Anyways, he also hocks some ridiculous herbs he claims prevent/cure HIV, and acai berry. And he's "neutral" on the issue of whether vaccines cause autism or not, which would be enough to label him crazy on it's own.

And how much money does it take to get a drug regulated? Not being an official drug doesn't mean something hasn't had research done on it.

Did I say something untrue? Is there some objective board that regulates alternative medicine? If not, alternative medicine is by definition "unregulated". That's not an innately scary word. Any negative meanings you attach to it are just the sound of your common sense screaming.

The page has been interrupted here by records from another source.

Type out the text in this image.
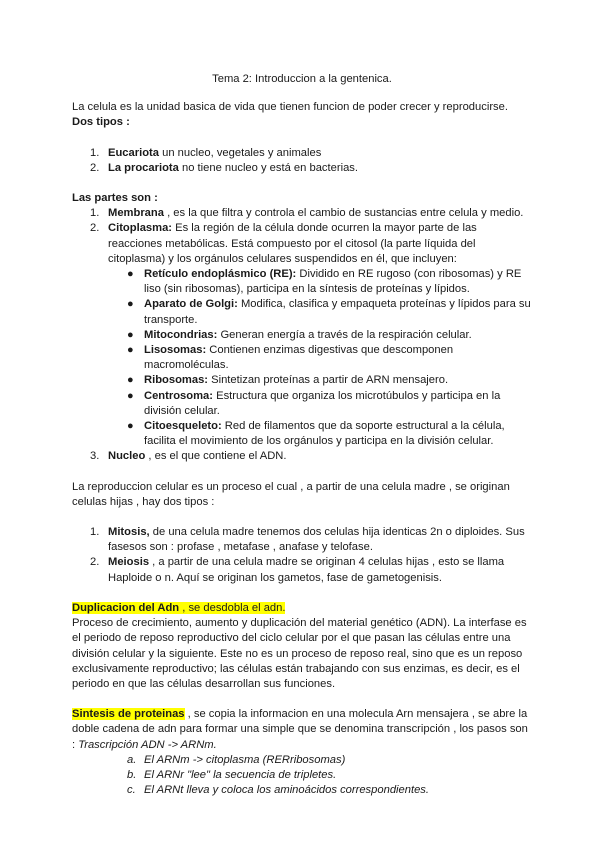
Tema 2: Introduccion a la gentenica.

La celula es la unidad basica de vida que tienen funcion de poder crecer y reproducirse.

Dos tipos :

1. Eucariota un nucleo, vegetales y animales
2. La procariota no tiene nucleo y está en bacterias.

Las partes son :

1. Membrana , es la que filtra y controla el cambio de sustancias entre celula y medio.
2. Citoplasma: Es la región de la célula donde ocurren la mayor parte de las reacciones metabólicas. Está compuesto por el citosol (la parte líquida del citoplasma) y los orgánulos celulares suspendidos en él, que incluyen:
● Retículo endoplásmico (RE): Dividido en RE rugoso (con ribosomas) y RE liso (sin ribosomas), participa en la síntesis de proteínas y lípidos.
● Aparato de Golgi: Modifica, clasifica y empaqueta proteínas y lípidos para su transporte.
● Mitocondrias: Generan energía a través de la respiración celular.
● Lisosomas: Contienen enzimas digestivas que descomponen macromoléculas.
● Ribosomas: Sintetizan proteínas a partir de ARN mensajero.
● Centrosoma: Estructura que organiza los microtúbulos y participa en la división celular.
● Citoesqueleto: Red de filamentos que da soporte estructural a la célula, facilita el movimiento de los orgánulos y participa en la división celular.
3. Nucleo , es el que contiene el ADN.

La reproduccion celular es un proceso el cual , a partir de una celula madre , se originan celulas hijas , hay dos tipos :

1. Mitosis, de una celula madre tenemos dos celulas hija identicas 2n o diploides. Sus fasesos son : profase , metafase , anafase y telofase.
2. Meiosis , a partir de una celula madre se originan 4 celulas hijas , esto se llama Haploide o n. Aquí se originan los gametos, fase de gametogenisis.

Duplicacion del Adn , se desdobla el adn.

Proceso de crecimiento, aumento y duplicación del material genético (ADN). La interfase es el periodo de reposo reproductivo del ciclo celular por el que pasan las células entre una división celular y la siguiente. Este no es un proceso de reposo real, sino que es un reposo exclusivamente reproductivo; las células están trabajando con sus enzimas, es decir, es el periodo en que las células desarrollan sus funciones.

Sintesis de proteinas , se copia la informacion en una molecula Arn mensajera , se abre la doble cadena de adn para formar una simple que se denomina transcripción , los pasos son : Trascripción ADN -> ARNm.

a. El ARNm -> citoplasma (RERribosomas)
b. El ARNr "lee" la secuencia de tripletes.
c. El ARNt lleva y coloca los aminoácidos correspondientes.
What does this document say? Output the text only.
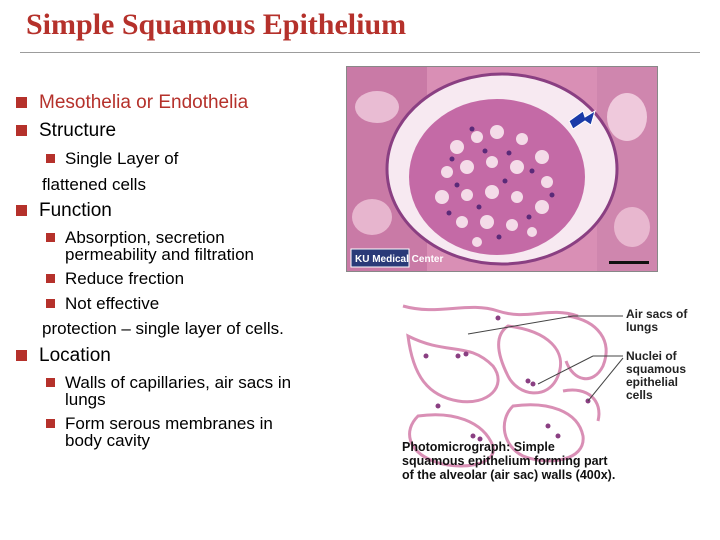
Simple Squamous Epithelium
Mesothelia or Endothelia
Structure
Single Layer of
flattened cells
Function
Absorption, secretion
permeability and filtration
Reduce frection
Not effective
protection – single layer of cells.
Location
Walls of capillaries, air sacs in
lungs
Form serous membranes in
body cavity
KU Medical Center
Air sacs of
lungs
Nuclei of
squamous
epithelial
cells
Photomicrograph: Simple
squamous epithelium forming part
of the alveolar (air sac) walls (400x).
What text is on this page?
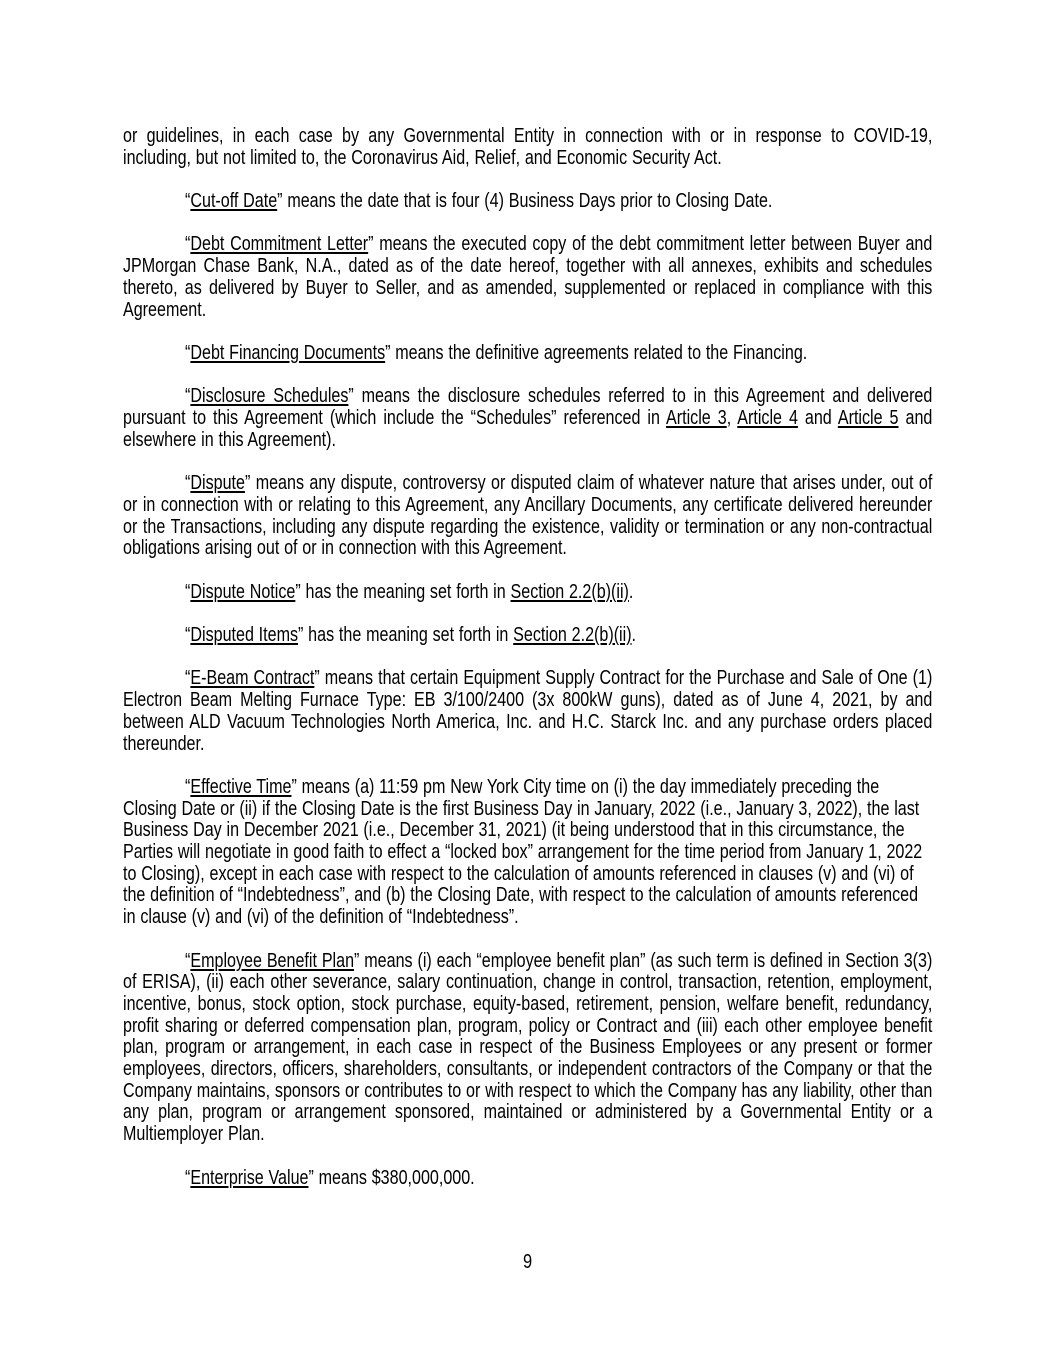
or guidelines, in each case by any Governmental Entity in connection with or in response to COVID-19, including, but not limited to, the Coronavirus Aid, Relief, and Economic Security Act.

“Cut-off Date” means the date that is four (4) Business Days prior to Closing Date.

“Debt Commitment Letter” means the executed copy of the debt commitment letter between Buyer and JPMorgan Chase Bank, N.A., dated as of the date hereof, together with all annexes, exhibits and schedules thereto, as delivered by Buyer to Seller, and as amended, supplemented or replaced in compliance with this Agreement.

“Debt Financing Documents” means the definitive agreements related to the Financing.

“Disclosure Schedules” means the disclosure schedules referred to in this Agreement and delivered pursuant to this Agreement (which include the “Schedules” referenced in Article 3, Article 4 and Article 5 and elsewhere in this Agreement).

“Dispute” means any dispute, controversy or disputed claim of whatever nature that arises under, out of or in connection with or relating to this Agreement, any Ancillary Documents, any certificate delivered hereunder or the Transactions, including any dispute regarding the existence, validity or termination or any non-contractual obligations arising out of or in connection with this Agreement.

“Dispute Notice” has the meaning set forth in Section 2.2(b)(ii).

“Disputed Items” has the meaning set forth in Section 2.2(b)(ii).

“E-Beam Contract” means that certain Equipment Supply Contract for the Purchase and Sale of One (1) Electron Beam Melting Furnace Type: EB 3/100/2400 (3x 800kW guns), dated as of June 4, 2021, by and between ALD Vacuum Technologies North America, Inc. and H.C. Starck Inc. and any purchase orders placed thereunder.

“Effective Time” means (a) 11:59 pm New York City time on (i) the day immediately preceding the Closing Date or (ii) if the Closing Date is the first Business Day in January, 2022 (i.e., January 3, 2022), the last Business Day in December 2021 (i.e., December 31, 2021) (it being understood that in this circumstance, the Parties will negotiate in good faith to effect a “locked box” arrangement for the time period from January 1, 2022 to Closing), except in each case with respect to the calculation of amounts referenced in clauses (v) and (vi) of the definition of “Indebtedness”, and (b) the Closing Date, with respect to the calculation of amounts referenced in clause (v) and (vi) of the definition of “Indebtedness”.

“Employee Benefit Plan” means (i) each “employee benefit plan” (as such term is defined in Section 3(3) of ERISA), (ii) each other severance, salary continuation, change in control, transaction, retention, employment, incentive, bonus, stock option, stock purchase, equity-based, retirement, pension, welfare benefit, redundancy, profit sharing or deferred compensation plan, program, policy or Contract and (iii) each other employee benefit plan, program or arrangement, in each case in respect of the Business Employees or any present or former employees, directors, officers, shareholders, consultants, or independent contractors of the Company or that the Company maintains, sponsors or contributes to or with respect to which the Company has any liability, other than any plan, program or arrangement sponsored, maintained or administered by a Governmental Entity or a Multiemployer Plan.

“Enterprise Value” means $380,000,000.

9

That really depends completely on what you're talking about. Lumping everything unregulated together in one basket serves no one. Though "unregulated" is a good word to use in fear-mongering.

There's research and there's research. Good research is double blind, uses large sample sizes, waits for long periods of time, and is heavily documented. It's an expensive processes, and not one that most people can afford. That's why drug companies do most of the drug research, not some conspiracy to keep the little guy out.

Not true. Vitamin-C for one has a lot of benefits.

That's an incredibly vague phrase. We need to clarify it. If you're saying that Vitamin C is good for you, and a deficiency is harmful, then you're absolutely right. Scurvy is bad, m'kay? If you're claiming that Vitamin C levels in essence of what you get from a balanced diet are beneficial, there's no good evidence for that. That's mostly because Vitamin-C is water-soluable, as Nanocyborgasm was referring to up-thread. Excess Vitamin C literally goes right through you.

I didn't say they were paying him.

You did however quote a really, really bad article claiming that he was. You seemed to like that piece before I pointed out how dishonest it was.
 
The only vitamins that have a risk of overdose are the lipid soluble vitamins A, D, E, and K. All others are water soluble and any consumption beyond the necessary will simply be emptied in urine.
What makes you so sure those are the only one? Yes, you said those are the only ones not water soluble - so I take it A, D, E, and K have a common difference in their chemical structure compared to the other vitamins or something of the sort?
 
What makes you so sure those are the only one? Yes, you said those are the only ones not water soluble - so I take it A, D, E, and K have a common difference in their chemical structure compared to the other vitamins or something of the sort?

He's probably so sure because he's a doctor.

It shouldn't be too hard a test. Get a substance, try and dissolve it in water. Does it dissolve? No? Did you raise the water to body tempature? Yes? Then it's not water soluble.
 
On the alternative-medicine-debate:

That alternative medicine is unregulated is its strength and weakness. Weakness because many many many either stupid or greedy or stupid and greedy people waste money, time and trust of their costumers.
Strength because it is open to basically everything. And that enables to explore ways of healing beyond the boundaries of classical medicine. By "beyond the boundaries" I don't mean beyond the laws of nature. I mean beyond what classical medicine is able to amount to in its own system of progression.
For an example just look at acupuncture. Without alternative medicine classical medicine still wouldn't know the first thing about it.

So to be aware how full of bullcrap alternative medicine is, is a most necessary thing - but to oppose the whole of it is not very smart either. Classical medicine should rather be open to promising and different ways of healing which then can be studied in the ways of classical medicine, but which were initiated by alternative medicine.
 
I don't see how one gets from there to "It is all safe".

Well, if it's water soluble (B vitamins for example) then what's not used by your body just ends up being peed out.

I'm not sure if Red Bull and energy drinks like that are popular in Europe, but check the nutrition label. They're all like 6667% of some B vitamins.